Signs point to a positive economic picture through November

By J. Richard Fredericks, Main Management

Midterm elections are now less than five months away. Typically, economic issues have ranked as the most important problem for voters according to Gallup polls (see here). Given the recent strength of the economy however, those worries have subsided a great deal as can be seen below, but they remain American citizens’ #1 concern.

Gallup does another poll on overall issues and their recently reported May results show Americans concern over the economy seems to be a ‘rear view’ mirror concern as can be seen from the chart provided below. The percentage of Americans now worried about unemployment is down 36 percentage points from the high of 59% in 2010, including a seven-point decline in the past year. Worry about the economy has dropped 37 points from its high of 71% in 2011 and 2012, with about one-third of that decline coming in the past year. As a result, the percentages worried about these two economic matters are the lowest Gallup has measured since 2001.

The question for the upcoming elections will be whether there will be some economic setback to the numbers, which will concern voters, or whether the economy will be a positive factor as people turn out to vote.  We believe the best and most visible proxy for that outlook is the unemployment rate. The current 3.8% unemployment rate is the lowest achieved since April 2000. The levels of African American and Hispanic unemployment are even a better story as they are at record low levels. Meanwhile, the unemployment rate for women is very close to a record low (best since October 1953).

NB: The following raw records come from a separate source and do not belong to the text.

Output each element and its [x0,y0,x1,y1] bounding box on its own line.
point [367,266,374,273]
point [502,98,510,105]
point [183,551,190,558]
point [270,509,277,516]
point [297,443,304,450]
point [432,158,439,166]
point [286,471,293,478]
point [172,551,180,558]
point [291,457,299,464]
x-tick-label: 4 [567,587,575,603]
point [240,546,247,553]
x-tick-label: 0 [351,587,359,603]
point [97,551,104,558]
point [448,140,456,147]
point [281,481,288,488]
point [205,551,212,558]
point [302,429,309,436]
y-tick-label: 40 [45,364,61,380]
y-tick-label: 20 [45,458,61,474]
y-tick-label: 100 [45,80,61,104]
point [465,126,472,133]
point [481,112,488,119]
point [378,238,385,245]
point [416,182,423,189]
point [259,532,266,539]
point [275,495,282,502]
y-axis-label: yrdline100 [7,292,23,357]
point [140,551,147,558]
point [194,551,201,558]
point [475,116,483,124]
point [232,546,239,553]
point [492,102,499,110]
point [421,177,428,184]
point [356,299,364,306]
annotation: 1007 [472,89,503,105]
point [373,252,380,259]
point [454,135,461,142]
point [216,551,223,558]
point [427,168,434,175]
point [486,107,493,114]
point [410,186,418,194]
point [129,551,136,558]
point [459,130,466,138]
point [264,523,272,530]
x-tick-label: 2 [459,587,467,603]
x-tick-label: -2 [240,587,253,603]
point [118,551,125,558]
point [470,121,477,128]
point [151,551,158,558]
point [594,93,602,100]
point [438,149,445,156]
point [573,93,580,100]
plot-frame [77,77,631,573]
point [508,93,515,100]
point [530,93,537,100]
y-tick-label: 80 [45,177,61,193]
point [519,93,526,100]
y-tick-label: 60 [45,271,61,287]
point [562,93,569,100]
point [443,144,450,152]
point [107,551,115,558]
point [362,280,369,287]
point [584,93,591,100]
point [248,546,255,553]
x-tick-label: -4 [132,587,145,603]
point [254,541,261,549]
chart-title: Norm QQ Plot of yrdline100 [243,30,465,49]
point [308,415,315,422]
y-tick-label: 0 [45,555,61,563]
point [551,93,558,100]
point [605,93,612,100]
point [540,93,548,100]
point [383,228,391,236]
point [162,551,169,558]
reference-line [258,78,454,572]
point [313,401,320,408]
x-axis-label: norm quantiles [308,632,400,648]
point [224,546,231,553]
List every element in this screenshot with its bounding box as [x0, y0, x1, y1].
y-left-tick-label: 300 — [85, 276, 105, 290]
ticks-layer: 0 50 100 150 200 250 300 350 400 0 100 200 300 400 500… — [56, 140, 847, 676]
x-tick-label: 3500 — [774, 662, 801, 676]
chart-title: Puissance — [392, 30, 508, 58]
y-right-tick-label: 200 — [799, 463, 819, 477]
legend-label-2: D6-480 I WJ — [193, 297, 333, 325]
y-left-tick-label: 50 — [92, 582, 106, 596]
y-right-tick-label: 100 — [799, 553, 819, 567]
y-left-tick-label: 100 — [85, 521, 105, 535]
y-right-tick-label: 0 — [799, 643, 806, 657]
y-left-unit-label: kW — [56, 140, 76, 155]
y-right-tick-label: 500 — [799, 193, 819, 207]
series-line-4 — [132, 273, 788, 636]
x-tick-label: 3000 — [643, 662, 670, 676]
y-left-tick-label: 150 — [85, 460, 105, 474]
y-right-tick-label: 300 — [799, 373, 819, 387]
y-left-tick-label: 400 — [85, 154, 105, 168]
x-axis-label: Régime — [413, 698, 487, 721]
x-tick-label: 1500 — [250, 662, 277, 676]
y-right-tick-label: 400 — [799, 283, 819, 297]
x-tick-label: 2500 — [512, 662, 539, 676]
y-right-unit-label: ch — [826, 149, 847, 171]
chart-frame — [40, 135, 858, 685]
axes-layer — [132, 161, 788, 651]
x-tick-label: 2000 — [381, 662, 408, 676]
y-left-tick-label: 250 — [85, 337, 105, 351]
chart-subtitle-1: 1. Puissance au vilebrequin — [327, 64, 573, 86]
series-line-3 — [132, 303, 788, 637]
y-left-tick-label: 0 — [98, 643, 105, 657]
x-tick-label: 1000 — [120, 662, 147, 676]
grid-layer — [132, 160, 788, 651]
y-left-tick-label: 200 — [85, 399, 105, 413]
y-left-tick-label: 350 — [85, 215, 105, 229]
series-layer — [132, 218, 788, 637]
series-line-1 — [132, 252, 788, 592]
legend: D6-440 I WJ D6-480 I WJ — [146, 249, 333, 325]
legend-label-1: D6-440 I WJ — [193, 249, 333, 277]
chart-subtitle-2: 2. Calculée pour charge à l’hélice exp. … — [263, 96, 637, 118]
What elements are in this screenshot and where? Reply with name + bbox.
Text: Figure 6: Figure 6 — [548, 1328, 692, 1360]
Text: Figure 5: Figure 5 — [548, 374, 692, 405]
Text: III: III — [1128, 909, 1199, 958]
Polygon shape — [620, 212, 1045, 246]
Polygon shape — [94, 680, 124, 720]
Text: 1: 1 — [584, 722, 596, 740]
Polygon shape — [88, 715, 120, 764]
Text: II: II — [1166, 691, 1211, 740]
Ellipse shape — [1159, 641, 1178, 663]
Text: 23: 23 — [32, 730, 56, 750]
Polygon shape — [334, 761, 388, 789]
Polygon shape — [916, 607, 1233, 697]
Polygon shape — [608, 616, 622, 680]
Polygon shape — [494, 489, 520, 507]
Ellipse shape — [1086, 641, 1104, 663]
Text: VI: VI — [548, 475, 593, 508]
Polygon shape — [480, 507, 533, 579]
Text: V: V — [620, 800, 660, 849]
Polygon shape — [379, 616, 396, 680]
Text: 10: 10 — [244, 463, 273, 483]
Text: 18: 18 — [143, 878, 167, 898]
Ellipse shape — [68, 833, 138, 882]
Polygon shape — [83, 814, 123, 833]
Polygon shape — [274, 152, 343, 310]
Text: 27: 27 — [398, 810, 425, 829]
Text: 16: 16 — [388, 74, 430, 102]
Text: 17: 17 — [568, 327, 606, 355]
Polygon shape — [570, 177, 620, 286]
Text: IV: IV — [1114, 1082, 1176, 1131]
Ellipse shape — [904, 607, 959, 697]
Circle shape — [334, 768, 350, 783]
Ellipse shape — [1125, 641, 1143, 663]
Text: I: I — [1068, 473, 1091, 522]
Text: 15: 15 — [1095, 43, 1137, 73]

We are also struck by the recent dramatic decline in the disabled worker total as the tight labor market has succeeded in pulling some of those workers back into the labor force. Additionally, there has been some better news in the participation rates behind the scenes for men and women in their prime working years (25-54 years). The chart immediately below shows that despite the overall rate moving sideways, the important working cohort of workers aged 25-54 has witnessed a notable rise.